死にゆく奴は一体どんな奴だったのか。
燃え盛る豪華の中、俺、井伊 奴哉は今日が自分の命日であるということを悟った。
それは急に起きた。
俺が今いる、歴史博物館。
ゴールデンウィーク中びの今日、俺は数年ぶりの再会となる幼馴染と呼んでもいいのかと思うほどこの数年手紙のやり取りしかしていない幼馴染と約束してこの建物へと足を運んだ。
幼馴染が遅れるという連絡を受け俺は先に博物館の中へと足を運んだ。
歴史ある刀やら甲冑やらのレプリカやら模造刀やら中には古代の秘宝?とか書かれたよくわからん金色の球みたいなのもあった、そんな展示物をを眺めながらのんびりと博物館をぶらついていた。

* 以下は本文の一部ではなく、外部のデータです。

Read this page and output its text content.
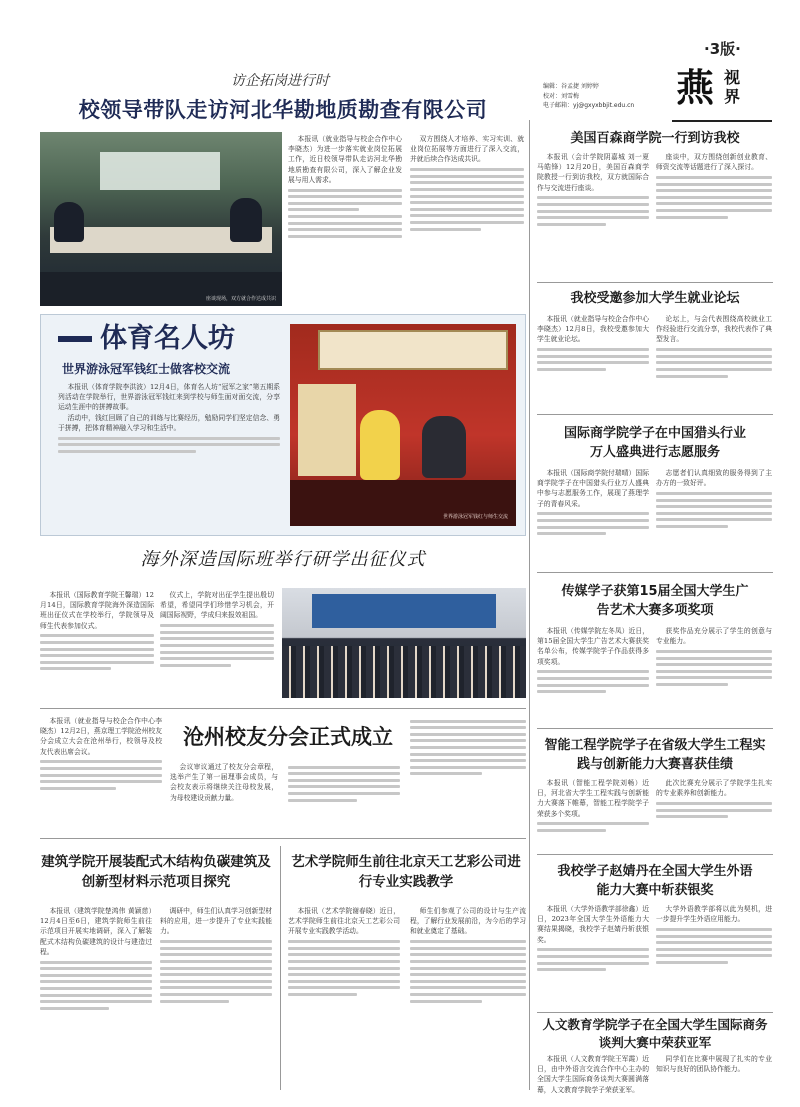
·3版·
燕 视界
编辑：谷孟捷 刘婷婷
校对：刘雪梅
电子邮箱：yj@gxyxbbjit.edu.cn
访企拓岗进行时
校领导带队走访河北华勘地质勘查有限公司
座谈现场，双方就合作达成共识

本报讯（就业指导与校企合作中心李晓杰）为进一步落实就业岗位拓展工作，近日校领导带队走访河北华勘地质勘查有限公司，深入了解企业发展与用人需求。

双方围绕人才培养、实习实训、就业岗位拓展等方面进行了深入交流，并就后续合作达成共识。

体育名人坊
世界游泳冠军钱红士做客校交流

本报讯（体育学院李洪波）12月4日，体育名人坊“冠军之家”第五期系列活动在学院举行，世界游泳冠军钱红来到学校与师生面对面交流，分享运动生涯中的拼搏故事。

活动中，钱红回顾了自己的训练与比赛经历，勉励同学们坚定信念、勇于拼搏，把体育精神融入学习和生活中。

世界游泳冠军钱红与师生交流
海外深造国际班举行研学出征仪式

本报讯（国际教育学院王馨瑞）12月14日，国际教育学院海外深造国际班出征仪式在学校举行，学院领导及师生代表参加仪式。

仪式上，学院对出征学生提出殷切希望，希望同学们珍惜学习机会，开阔国际视野，学成归来报效祖国。

本报讯（就业指导与校企合作中心李晓杰）12月2日，燕京理工学院沧州校友分会成立大会在沧州举行，校领导及校友代表出席会议。

沧州校友分会正式成立

会议审议通过了校友分会章程，选举产生了第一届理事会成员，与会校友表示将继续关注母校发展，为母校建设贡献力量。

建筑学院开展装配式木结构负碳建筑及创新型材料示范项目探究

本报讯（建筑学院楚鸿伟 黄颖慈）12月4日至6日，建筑学院师生前往示范项目开展实地调研，深入了解装配式木结构负碳建筑的设计与建造过程。

调研中，师生们认真学习创新型材料的应用，进一步提升了专业实践能力。

艺术学院师生前往北京天工艺彩公司进行专业实践教学

本报讯（艺术学院谢春晓）近日，艺术学院师生前往北京天工艺彩公司开展专业实践教学活动。

师生们参观了公司的设计与生产流程，了解行业发展前沿，为今后的学习和就业奠定了基础。

美国百森商学院一行到访我校

本报讯（会计学院阴嘉城 刘一夏 马皓锋）12月20日，美国百森商学院教授一行到访我校，双方就国际合作与交流进行座谈。

座谈中，双方围绕创新创业教育、师资交流等话题进行了深入探讨。

我校受邀参加大学生就业论坛

本报讯（就业指导与校企合作中心李晓杰）12月8日，我校受邀参加大学生就业论坛。

论坛上，与会代表围绕高校就业工作经验进行交流分享，我校代表作了典型发言。

国际商学院学子在中国猎头行业万人盛典进行志愿服务

本报讯（国际商学院付瑞晴）国际商学院学子在中国猎头行业万人盛典中参与志愿服务工作，展现了燕理学子的青春风采。

志愿者们认真细致的服务得到了主办方的一致好评。

传媒学子获第15届全国大学生广告艺术大赛多项奖项

本报讯（传媒学院左冬凤）近日，第15届全国大学生广告艺术大赛获奖名单公布，传媒学院学子作品获得多项奖项。

获奖作品充分展示了学生的创意与专业能力。

智能工程学院学子在省级大学生工程实践与创新能力大赛喜获佳绩

本报讯（智能工程学院刘畅）近日，河北省大学生工程实践与创新能力大赛落下帷幕，智能工程学院学子荣获多个奖项。

此次比赛充分展示了学院学生扎实的专业素养和创新能力。

我校学子赵婧丹在全国大学生外语能力大赛中斩获银奖

本报讯（大学外语教学部徐鑫）近日，2023年全国大学生外语能力大赛结果揭晓，我校学子赵婧丹斩获银奖。

大学外语教学部将以此为契机，进一步提升学生外语应用能力。

人文教育学院学子在全国大学生国际商务谈判大赛中荣获亚军

本报讯（人文教育学院王军霞）近日，由中外语言交流合作中心主办的全国大学生国际商务谈判大赛圆满落幕，人文教育学院学子荣获亚军。

同学们在比赛中展现了扎实的专业知识与良好的团队协作能力。
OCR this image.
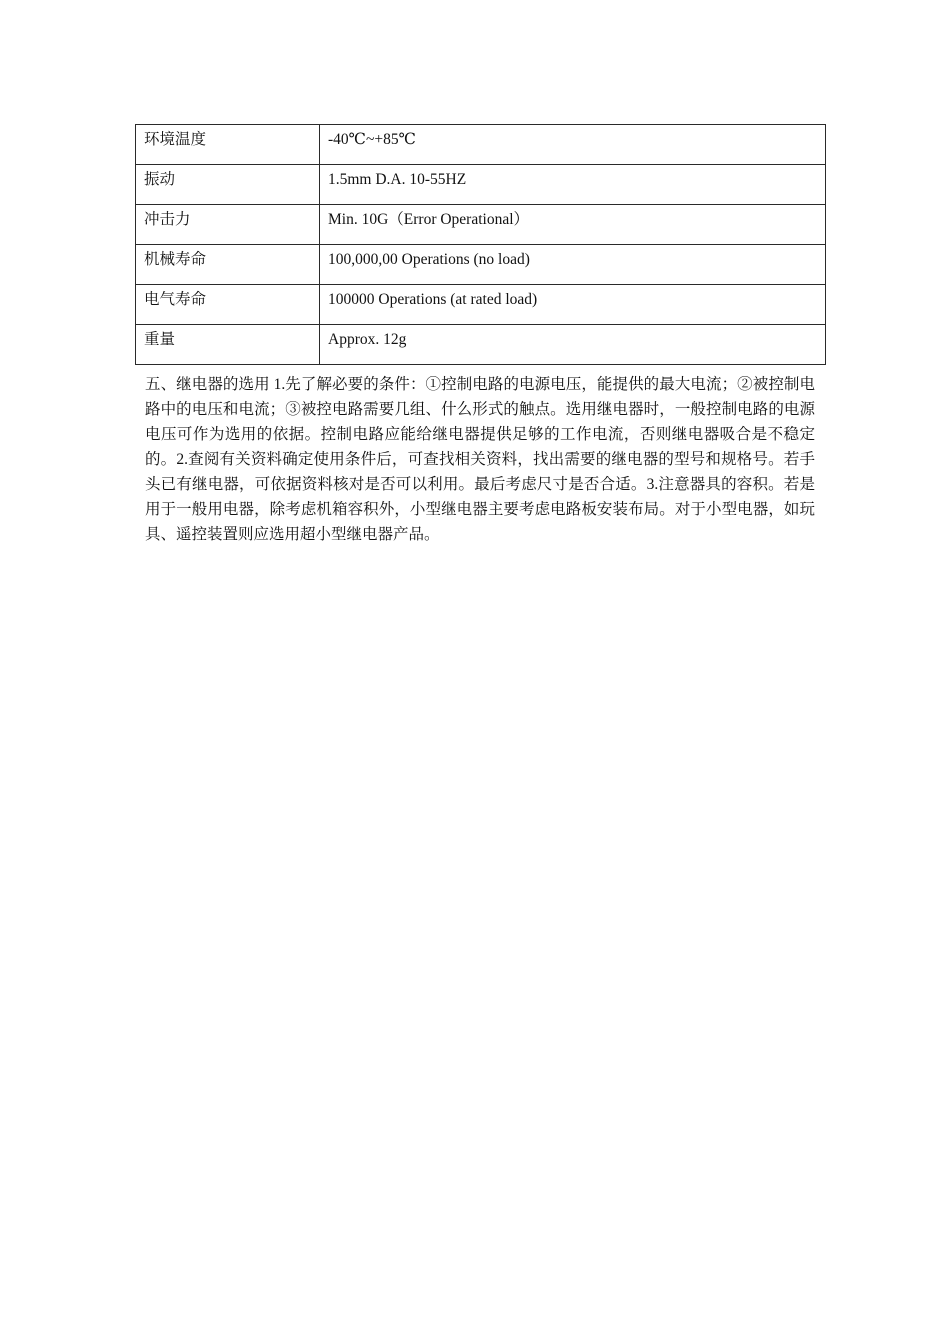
环境温度	-40℃~+85℃
振动	1.5mm D.A. 10-55HZ
冲击力	Min. 10G（Error Operational）
机械寿命	100,000,00 Operations (no load)
电气寿命	100000 Operations (at rated load)
重量	Approx. 12g

五、继电器的选用 1.先了解必要的条件：①控制电路的电源电压，能提供的最大电流；②被控制电路中的电压和电流；③被控电路需要几组、什么形式的触点。选用继电器时，一般控制电路的电源电压可作为选用的依据。控制电路应能给继电器提供足够的工作电流，否则继电器吸合是不稳定的。2.查阅有关资料确定使用条件后，可查找相关资料，找出需要的继电器的型号和规格号。若手头已有继电器，可依据资料核对是否可以利用。最后考虑尺寸是否合适。3.注意器具的容积。若是用于一般用电器，除考虑机箱容积外，小型继电器主要考虑电路板安装布局。对于小型电器，如玩具、遥控装置则应选用超小型继电器产品。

幼馴染が好きな化石だの恐竜だのの展示物は後で一緒に見ようと思って。
巨大な音と光が俺の鼓膜と視界を支配した。
それが何かしらの爆発音だと気がついたのは意識を取り戻した時であった。
先程まで丁寧に展示されていた展示物は無惨に散らばり、周りは豪華に包まれていた。
朦朧とする意識の中、俺は逃げなければと立ちあがろうとしたが足が動かなかった。
正確には右足が瓦礫の下敷きになっていたのだ。
それに気がついた瞬間、声にならないほどの痛みが全身に駆け回る。
終わった。
俺は仰向けのままその場で寝っ転がった。
あとは救助の人が助けてくれることだけを祈ろう。
炎の勢いは先ほどよりも威力を増し、酸素濃度が減っていっているのかぼーっとしてきた。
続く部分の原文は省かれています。